Lesson 10.2: Rule chaining
Simple rule chaining
Much like views in a relational database, which can be generated from other views, rules in TypeDB can leverage data generated by other rules. In fact, we’ve already seen an example of this in the previous lesson with the following rules.
rule review-verified-by-purchase:
when {
($review, $product) isa rating;
($order, $product) isa order-line;
($user, $review) isa action-execution, has timestamp $review-time;
($user, $order) isa action-execution, has timestamp $order-time;
$review-time > $order-time;
} then {
$review has verified true;
};
rule review-unverified:
when {
$review isa review;
not { $review has verified true; };
} then {
$review has verified false;
};
Here, the second rule, review-unverified
, has the following statement in its condition.
$review has verified true;
But this statement is also the conclusion of the first rule! This allows the rules to form a chain of logic. TypeDB resolves rules by backward chaining, which we’ll now explore an example of. Let’s say we issue the following query, which lists the IDs of unverified reviews.
match
$review isa review, has verified false;
fetch
$review: id;
When executing this query, TypeDB divides the pattern into individual constraints and attempts to search for each of them. Where there are dependencies between constraints, as described in Lesson 7.6, these constraints are resolved in the most efficient order as determined by the query planner. At some point, TypeDB will attempt to resolve the following constraint.
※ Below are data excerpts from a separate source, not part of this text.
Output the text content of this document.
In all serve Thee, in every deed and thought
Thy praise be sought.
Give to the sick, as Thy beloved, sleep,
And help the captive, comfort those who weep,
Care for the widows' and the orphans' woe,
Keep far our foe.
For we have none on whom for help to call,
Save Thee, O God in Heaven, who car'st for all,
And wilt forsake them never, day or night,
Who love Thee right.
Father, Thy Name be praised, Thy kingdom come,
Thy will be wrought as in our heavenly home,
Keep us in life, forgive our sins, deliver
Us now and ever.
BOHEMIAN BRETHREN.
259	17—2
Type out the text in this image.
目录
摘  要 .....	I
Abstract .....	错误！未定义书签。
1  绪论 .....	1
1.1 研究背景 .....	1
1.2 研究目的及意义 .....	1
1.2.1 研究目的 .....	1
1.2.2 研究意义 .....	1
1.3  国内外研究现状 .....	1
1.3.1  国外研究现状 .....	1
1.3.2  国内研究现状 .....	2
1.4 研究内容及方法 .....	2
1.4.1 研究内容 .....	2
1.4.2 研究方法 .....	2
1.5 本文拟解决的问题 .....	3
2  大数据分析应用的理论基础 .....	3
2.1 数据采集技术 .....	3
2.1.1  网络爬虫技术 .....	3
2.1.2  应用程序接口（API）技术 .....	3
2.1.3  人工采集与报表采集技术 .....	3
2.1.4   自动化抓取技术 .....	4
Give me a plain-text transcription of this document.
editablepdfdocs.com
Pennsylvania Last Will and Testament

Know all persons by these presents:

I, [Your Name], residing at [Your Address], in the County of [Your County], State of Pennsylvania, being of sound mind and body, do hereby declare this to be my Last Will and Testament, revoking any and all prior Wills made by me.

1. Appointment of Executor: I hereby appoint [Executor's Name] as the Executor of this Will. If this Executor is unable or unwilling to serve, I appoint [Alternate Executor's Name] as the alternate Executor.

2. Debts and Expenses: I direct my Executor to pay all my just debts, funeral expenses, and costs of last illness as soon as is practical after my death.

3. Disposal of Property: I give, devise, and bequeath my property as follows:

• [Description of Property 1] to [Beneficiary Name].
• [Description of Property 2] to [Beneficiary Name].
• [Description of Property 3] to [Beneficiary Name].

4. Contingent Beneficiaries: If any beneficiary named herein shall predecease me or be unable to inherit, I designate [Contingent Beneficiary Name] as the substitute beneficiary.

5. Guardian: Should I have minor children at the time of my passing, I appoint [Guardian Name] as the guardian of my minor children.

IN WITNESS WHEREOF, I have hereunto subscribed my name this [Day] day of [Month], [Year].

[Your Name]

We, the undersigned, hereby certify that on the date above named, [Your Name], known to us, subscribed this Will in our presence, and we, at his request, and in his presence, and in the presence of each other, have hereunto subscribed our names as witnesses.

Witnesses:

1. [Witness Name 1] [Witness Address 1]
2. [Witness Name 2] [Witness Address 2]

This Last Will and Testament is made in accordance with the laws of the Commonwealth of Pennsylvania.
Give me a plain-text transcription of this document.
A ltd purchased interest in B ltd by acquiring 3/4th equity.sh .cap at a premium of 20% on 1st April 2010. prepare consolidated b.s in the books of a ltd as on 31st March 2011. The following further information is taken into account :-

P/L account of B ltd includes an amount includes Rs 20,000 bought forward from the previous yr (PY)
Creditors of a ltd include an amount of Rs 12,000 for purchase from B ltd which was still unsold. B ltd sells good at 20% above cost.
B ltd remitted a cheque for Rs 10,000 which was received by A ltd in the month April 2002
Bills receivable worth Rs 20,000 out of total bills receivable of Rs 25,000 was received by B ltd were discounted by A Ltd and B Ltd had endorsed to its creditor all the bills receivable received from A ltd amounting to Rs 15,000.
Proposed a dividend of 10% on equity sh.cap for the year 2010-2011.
$review has verified false;
In addition to searching for data that meets this constraint on disk, TypeDB will also check rules in the schema to see if any of their conclusions match the constraint. In doing so, it will identify that the rule review-unverified
concludes this constraint. As the condition of a rule implies its conclusion, TypeDB searches for data that matches this rule’s condition, as any match will satisfy the target constraint by the logic of the rule.
TypeDB treats the condition of this rule in the same way as the query pattern. First, it divides the condition into individual constraints. Then it attempts to search for each of them in some planned order, both on disk and in rule conclusions. As a result, TypeDB will eventually attempt to resolve the negated constraint.
$review has verified true;
The rule review-verified-by-purchase
is identified as being able to satisfy it, and this process repeats itself, with TypeDB now searching for data matching its condition. This is the basic sequential mechanism of backward chaining. The inference engine works backward from the target constraint in the query, triggering rules sequentially along the way to form a chain. If the rule at the head of the chain is successfully resolved, then all the rules back up the chain are also resolved, and the target constraint is satisfied.
This pair of rules is just one example of rules that can form a chain, and rule chaining is a powerful method for encoding complex domain logic. As long as the condition of one rule contains the conclusion of another, the rules can chain into each other, and there is no limit to the permitted depth of a rule chain.
Recursive rule chaining
If the conclusion of a rule occurs in its own condition, it can form a chain with itself, leading to recursive behaviour. We have encountered the following rule several times since it was first introduced in Lesson 3.3, but now we will spend some time examining it.
rule transitive-location:
when {
(location: $parent-place, located: $child-place) isa locating;
(location: $child-place, located: $x) isa locating;
} then {
(location: $parent-place, located: $x) isa locating;
};
This rule is a recursive rule. If we compare the conclusion, it actually matches both statements in the condition. This means that when we infer $x
to be located in $parent
place, the facts that $x
is located in $child-place
and that $child-place
is located in $parent
place could both themselves be inferred.
Our data contains the following information encoded in locating
relations:
-
The user with ID "u0003" is located in Newark.
-
Newark is located in New Jersey.
-
New Jersey is located in the United States.
When we run the following query, we get the following result.
match
$user isa user, has id "u0003";
(located: $user, location: $place) isa locating;
fetch
$place: name;
{
"place": {
"name": [ { "value": "Newark", "value_type": "string", "type": { "label": "name", "root": "attribute" } } ],
"type": { "label": "city", "root": "entity" }
}
}
{
"place": {
"name": [ { "value": "New Jersey", "value_type": "string", "type": { "label": "name", "root": "attribute" } } ],
"type": { "label": "state", "root": "entity" }
}
}
{
"place": {
"name": [ { "value": "United States", "value_type": "string", "type": { "label": "name", "root": "attribute" } } ],
"type": { "label": "country", "root": "entity" }
}
}
To retrieve the first result (Newark), we do not need to use the rule at all, because the fact the user is located there is written to disk. To retrieve the second result (New Jersey), we need to apply the rule once. To retrieve the third result (United States) we need to apply the rule twice. Similarly, if we had another level in our location hierarchy (perhaps North America), we would need to apply the rule three times to retrieve the result.
While the rule transitive-location
is the easiest to understand of the rules in the bookstore schema, it is also the one with the most complex behaviour. Generating transitive relations is not the only use case for rule recursion, but it is by far the most common. Depending on the depth of recursion and the size of the dataset, recursive rules can be computationally intensive to resolve, so they should be used with caution.